4. One of the most telling moments of oral argument came during General Verrilli’s final two minutes, when Justice Alito highlighted a key government concession—that because some of the petitioners, including the Little Sisters, have a self-insured church plan, the government actually lacks authority under ERISA to make their third-party administrator provide contraceptive coverage. “In that situation,” Justice Alito asked, “will the Little Sisters still be subject to fines for failing to comply?” General Verrilli’s response was astonishing: “No, we don’t think so.” In other words, the government said it has no plans to actually enforce the mandate against the Little Sisters—and, by extension, any of the roughly 500 other religious organizations that have self-insured church plans. And even if the government coerced these organizations to sign its form, this would not make contraceptives flow.

This raises an obvious question: If the government has no plan to enforce the mandate against the Little Sisters, why has it been resisting their case for the last three years? Apparently, the government knows it would be senseless to fine the Little Sisters $70 million per year when the forced compliance would not make contraception coverage available anyway. Why did it wait until oral argument in the Supreme Court to make this crucial concession?

At a bare minimum, the concession establishes a complete lack of a compelling interest, or any interest at all, in forcing the petitioners with self-insured church plans to sign a form that will have no legal effect. More broadly, if Congress did not vest the agencies with authority to make the mandate work as to roughly 500 religious organizations, how compelling could its interest be with respect to the others?

* * *

Religious liberty cases are difficult when there is a genuine conflict between religious convictions and achievement of a democratic goal. How can courts say which of a legislature’s objectives reflect a “compelling” – as opposed to merely a “substantial” – interest, without intruding on the legislative domain? But where, as here, the government can fully achieve its purposes by modest adjustment of means, the judicial task is straightforward. That is why even this deeply divided Court has reached unanimous rulings in all but one RFRA or free exercise case in the last decade.

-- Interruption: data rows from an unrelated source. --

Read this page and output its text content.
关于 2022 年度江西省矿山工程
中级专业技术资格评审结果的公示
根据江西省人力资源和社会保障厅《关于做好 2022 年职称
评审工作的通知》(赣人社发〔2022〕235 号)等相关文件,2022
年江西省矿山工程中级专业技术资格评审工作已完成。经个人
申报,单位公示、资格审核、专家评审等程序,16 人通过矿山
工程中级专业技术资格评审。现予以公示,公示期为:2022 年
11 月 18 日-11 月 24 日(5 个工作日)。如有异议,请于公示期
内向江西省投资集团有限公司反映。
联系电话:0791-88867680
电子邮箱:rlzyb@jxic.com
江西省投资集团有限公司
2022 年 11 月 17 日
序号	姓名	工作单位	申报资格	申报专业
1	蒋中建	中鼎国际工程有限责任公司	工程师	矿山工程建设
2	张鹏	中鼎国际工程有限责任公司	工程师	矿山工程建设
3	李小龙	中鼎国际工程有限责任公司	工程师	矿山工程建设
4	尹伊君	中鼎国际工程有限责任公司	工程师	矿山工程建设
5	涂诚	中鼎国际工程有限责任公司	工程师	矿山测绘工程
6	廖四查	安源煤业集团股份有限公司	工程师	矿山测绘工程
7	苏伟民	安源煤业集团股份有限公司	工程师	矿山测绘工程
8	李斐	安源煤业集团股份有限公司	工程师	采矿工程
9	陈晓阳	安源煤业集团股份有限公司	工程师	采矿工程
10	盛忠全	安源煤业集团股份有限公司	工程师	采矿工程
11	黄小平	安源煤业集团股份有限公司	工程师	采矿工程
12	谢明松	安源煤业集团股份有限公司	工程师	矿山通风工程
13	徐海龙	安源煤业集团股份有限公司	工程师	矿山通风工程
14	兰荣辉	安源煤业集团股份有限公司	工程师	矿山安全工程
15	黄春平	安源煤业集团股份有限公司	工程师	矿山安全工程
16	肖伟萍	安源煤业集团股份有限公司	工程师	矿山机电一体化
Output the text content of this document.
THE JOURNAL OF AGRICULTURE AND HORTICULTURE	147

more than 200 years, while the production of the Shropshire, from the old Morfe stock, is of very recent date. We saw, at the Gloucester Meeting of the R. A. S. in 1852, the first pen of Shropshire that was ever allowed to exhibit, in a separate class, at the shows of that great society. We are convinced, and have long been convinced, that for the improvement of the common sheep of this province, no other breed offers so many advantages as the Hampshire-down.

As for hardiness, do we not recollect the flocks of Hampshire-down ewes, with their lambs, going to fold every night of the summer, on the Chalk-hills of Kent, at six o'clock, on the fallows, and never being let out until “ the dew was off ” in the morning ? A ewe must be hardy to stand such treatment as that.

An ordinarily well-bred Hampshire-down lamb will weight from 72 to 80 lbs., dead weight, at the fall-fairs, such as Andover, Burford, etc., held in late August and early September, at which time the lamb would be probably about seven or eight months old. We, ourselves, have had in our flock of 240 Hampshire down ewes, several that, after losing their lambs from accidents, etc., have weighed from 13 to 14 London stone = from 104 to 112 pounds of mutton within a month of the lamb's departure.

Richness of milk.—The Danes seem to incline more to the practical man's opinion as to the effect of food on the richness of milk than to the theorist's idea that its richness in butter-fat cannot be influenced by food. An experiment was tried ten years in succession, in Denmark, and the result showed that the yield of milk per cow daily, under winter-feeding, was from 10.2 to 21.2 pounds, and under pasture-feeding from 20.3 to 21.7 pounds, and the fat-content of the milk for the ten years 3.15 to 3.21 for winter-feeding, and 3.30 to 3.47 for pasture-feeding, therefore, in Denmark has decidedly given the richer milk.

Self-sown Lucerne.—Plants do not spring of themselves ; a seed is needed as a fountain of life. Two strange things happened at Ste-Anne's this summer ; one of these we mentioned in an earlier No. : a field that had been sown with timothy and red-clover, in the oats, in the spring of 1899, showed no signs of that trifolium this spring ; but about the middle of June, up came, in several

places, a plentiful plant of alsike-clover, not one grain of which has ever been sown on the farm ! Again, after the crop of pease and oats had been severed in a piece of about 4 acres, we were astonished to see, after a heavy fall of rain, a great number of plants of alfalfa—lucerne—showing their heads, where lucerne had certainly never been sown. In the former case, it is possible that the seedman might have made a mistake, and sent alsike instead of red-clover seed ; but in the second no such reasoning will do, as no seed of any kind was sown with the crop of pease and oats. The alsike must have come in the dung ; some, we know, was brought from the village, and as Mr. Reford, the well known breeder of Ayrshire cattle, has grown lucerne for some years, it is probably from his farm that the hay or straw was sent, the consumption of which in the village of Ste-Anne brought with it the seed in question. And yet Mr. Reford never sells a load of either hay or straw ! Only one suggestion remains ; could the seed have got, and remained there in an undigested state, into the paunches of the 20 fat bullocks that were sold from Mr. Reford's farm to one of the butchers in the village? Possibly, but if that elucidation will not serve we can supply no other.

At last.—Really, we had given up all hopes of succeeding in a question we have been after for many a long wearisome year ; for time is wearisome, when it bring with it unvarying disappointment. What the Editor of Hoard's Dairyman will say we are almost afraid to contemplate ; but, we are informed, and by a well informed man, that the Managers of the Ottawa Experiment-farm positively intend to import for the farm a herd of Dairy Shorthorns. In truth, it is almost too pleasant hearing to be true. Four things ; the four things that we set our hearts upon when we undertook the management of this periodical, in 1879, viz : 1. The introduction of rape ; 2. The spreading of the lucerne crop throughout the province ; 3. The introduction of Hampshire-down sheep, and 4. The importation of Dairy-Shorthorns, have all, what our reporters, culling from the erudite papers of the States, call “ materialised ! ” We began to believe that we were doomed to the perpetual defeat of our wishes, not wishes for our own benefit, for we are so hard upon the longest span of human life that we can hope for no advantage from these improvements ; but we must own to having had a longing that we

It is probably too much to hope that the Court will reach anything close to unanimity in a case with the symbolic and cultural valence of this one, but as soon as we get into the weeds of regulatory detail, it becomes obvious that there is no real conflict here. Not a single woman needs to be denied access to contraceptives through a seamless process – and the Little Sisters of the Poor can be left alone to carry on their good works without being required to be the government’s handmaiden for the provision of contraceptives. At a time of rising divisiveness and polarization, it would be greatly calming if the Court could unite in this case to protect the rights of many with absolutely no injury to anyone else, or to the public good.